Aliza Carr is a midwife and mental health specialist, who founded the online platform Bumpnbub to educate, support and connect new parents.
We typically segment pregnancy into three trimesters, but today we want to chat about the period of time after you've given birth - "the fourth trimester." As a midwife, I believe that being prepared for your little one's arrival has a direct link to better coping with the life transition that follows after your beautiful baby is born.
After birth, it is normal to bleed (this is called lochia) for up to 4-6 weeks (though bleeding is generally less with a C-section). During the first 3-5 days, your bleeding will be heaviest as your uterus contracts a lot. Your midwife or obstetrician will monitor your blood loss, but if you are ever worried, always ask to be checked. Bleeding generally lightens after 1-2 weeks. Be sure to change your pad regularly to minimise the chances of any infections.
When your baby is fully grown, the uterus stretches from a closed fist-size to the size of a fully grown baby. Once bub is born, the uterus contracts back to its pre-baby size over the course of about six weeks. However, a lot of this contracting is done in the first 24-48 hours after birth. You will notice when you breastfeed or pump that your uterus contracts and you feel 'contraction' pain again. Try a warm heat pack during this time as it can help with those strong afterbirth pains.
Learning to Breastfeed
If you choose to breastfeed or pump, you may experience tender breasts while your milk comes in. Generally, for the first three days after birth, you will have colostrum - otherwise known as 'liquid gold'. This is thick, yellow-coloured milk, and is incredible for your baby as it is very nutrient-dense and houses all of your antibodies. Between days 3-5 your milk usually comes in. You may find that your baby is frantically feeding on day/night 3 because they are letting your body know they are ready for your milk!
Often Mamas wake up feeling a bit flu-like, with full breasts - all sure signs your milk is in!
Breastfeeding is a LEARNT skill for you and your baby. Although it is natural, it is not always easy. You and your baby will find your rhythm. If you need help, remember there is ALWAYS help available. A lactation consultant or midwife can assist you - don't be afraid to ask. There are also products that can assist in helping you on your feeding journey such as the Haakaa Nipple Shields and Nipple Correctors.
Some essential tips for the early days of breastfeeding are: stay hydrated and well-nourished, feed on demand if breastfeeding, skin-to-skin is amazing and rest as much as possible.
Sleep Deprivation + Hormones
What a combo, hey mama!
Be sure to get rest and sleep when you can. If possible, nap when your baby naps - everything else can wait. If you find your baby isn't settling and you can't even take a shower, try babywearing or swaddling your little one nice and tight. This can give you some much-needed nap time, while baby feels snug and secure.
Remember mama - you have just given birth, you are producing milk and feeding your baby, all while trying to recover (with a lack of sleep). Talk about an emotional ride!
Take the time to know and understand your emotions, as a new baby can bring up a huge amount of emotional turbulence for you. Sit with it, acknowledge it and work through it without dismissal.
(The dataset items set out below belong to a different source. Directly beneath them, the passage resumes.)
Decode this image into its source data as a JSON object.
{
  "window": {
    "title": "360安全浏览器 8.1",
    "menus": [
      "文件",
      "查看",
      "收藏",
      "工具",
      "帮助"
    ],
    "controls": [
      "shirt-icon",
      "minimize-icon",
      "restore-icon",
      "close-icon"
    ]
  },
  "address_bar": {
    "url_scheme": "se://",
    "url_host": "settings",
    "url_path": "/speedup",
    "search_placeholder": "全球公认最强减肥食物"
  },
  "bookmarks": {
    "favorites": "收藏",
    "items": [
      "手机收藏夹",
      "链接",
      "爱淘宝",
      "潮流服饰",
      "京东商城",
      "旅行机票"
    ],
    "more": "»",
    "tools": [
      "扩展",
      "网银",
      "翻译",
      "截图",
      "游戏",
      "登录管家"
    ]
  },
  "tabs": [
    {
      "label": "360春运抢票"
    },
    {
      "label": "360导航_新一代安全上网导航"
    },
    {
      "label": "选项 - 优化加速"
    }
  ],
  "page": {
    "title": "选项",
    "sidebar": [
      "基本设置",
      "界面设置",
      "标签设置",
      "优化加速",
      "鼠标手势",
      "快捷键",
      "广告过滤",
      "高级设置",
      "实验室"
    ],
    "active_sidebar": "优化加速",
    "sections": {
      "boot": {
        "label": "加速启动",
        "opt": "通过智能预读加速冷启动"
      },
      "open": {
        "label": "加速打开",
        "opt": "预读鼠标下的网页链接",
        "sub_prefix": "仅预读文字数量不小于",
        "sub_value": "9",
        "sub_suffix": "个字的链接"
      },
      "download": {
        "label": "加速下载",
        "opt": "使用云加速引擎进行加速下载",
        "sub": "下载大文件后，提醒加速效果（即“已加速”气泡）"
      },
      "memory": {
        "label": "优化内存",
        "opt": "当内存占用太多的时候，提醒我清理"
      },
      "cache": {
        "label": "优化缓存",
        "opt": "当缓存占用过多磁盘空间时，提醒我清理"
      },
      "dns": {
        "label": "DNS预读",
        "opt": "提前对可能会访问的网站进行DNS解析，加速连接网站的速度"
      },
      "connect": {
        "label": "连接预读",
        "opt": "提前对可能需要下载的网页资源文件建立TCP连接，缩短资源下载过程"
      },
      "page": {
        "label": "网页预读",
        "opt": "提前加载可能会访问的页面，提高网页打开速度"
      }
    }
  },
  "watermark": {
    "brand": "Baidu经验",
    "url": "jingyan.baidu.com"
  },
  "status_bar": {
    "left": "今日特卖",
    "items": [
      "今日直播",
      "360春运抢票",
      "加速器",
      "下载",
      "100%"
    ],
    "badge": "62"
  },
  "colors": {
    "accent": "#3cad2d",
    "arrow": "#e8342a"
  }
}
Baby blues are very common for new mothers. However, it is important for you and your partner to be aware of baby blues progressing into something more. Postnatal depression is a very real and serious issue. If you feel that you may be experiencing this, or any other perinatal mental health issues, speak up. Tell your partner, and book in to discuss this with your GP as soon as possible.
We all know the quote "It takes a village to raise a child". Nothing could be more accurate than that. Build your community during pregnancy, if not before. Knowing other pregnant mamas or women who have babies is so valuable and important. Having someone to message at 3AM when your baby is nursing and you are exhausted and overwhelmed can be a lifesaver. If you can, try to schedule a daily outing once you are physically able - this will help your mental health enormously.
You've got this, mama. When it gets too hard, don't be afraid to ask your partner, friends and family for help. Don't be afraid to rest and accept the help of a family member who's offering to cook or clean. Welcome all of the support with open arms. You will be so glad you did!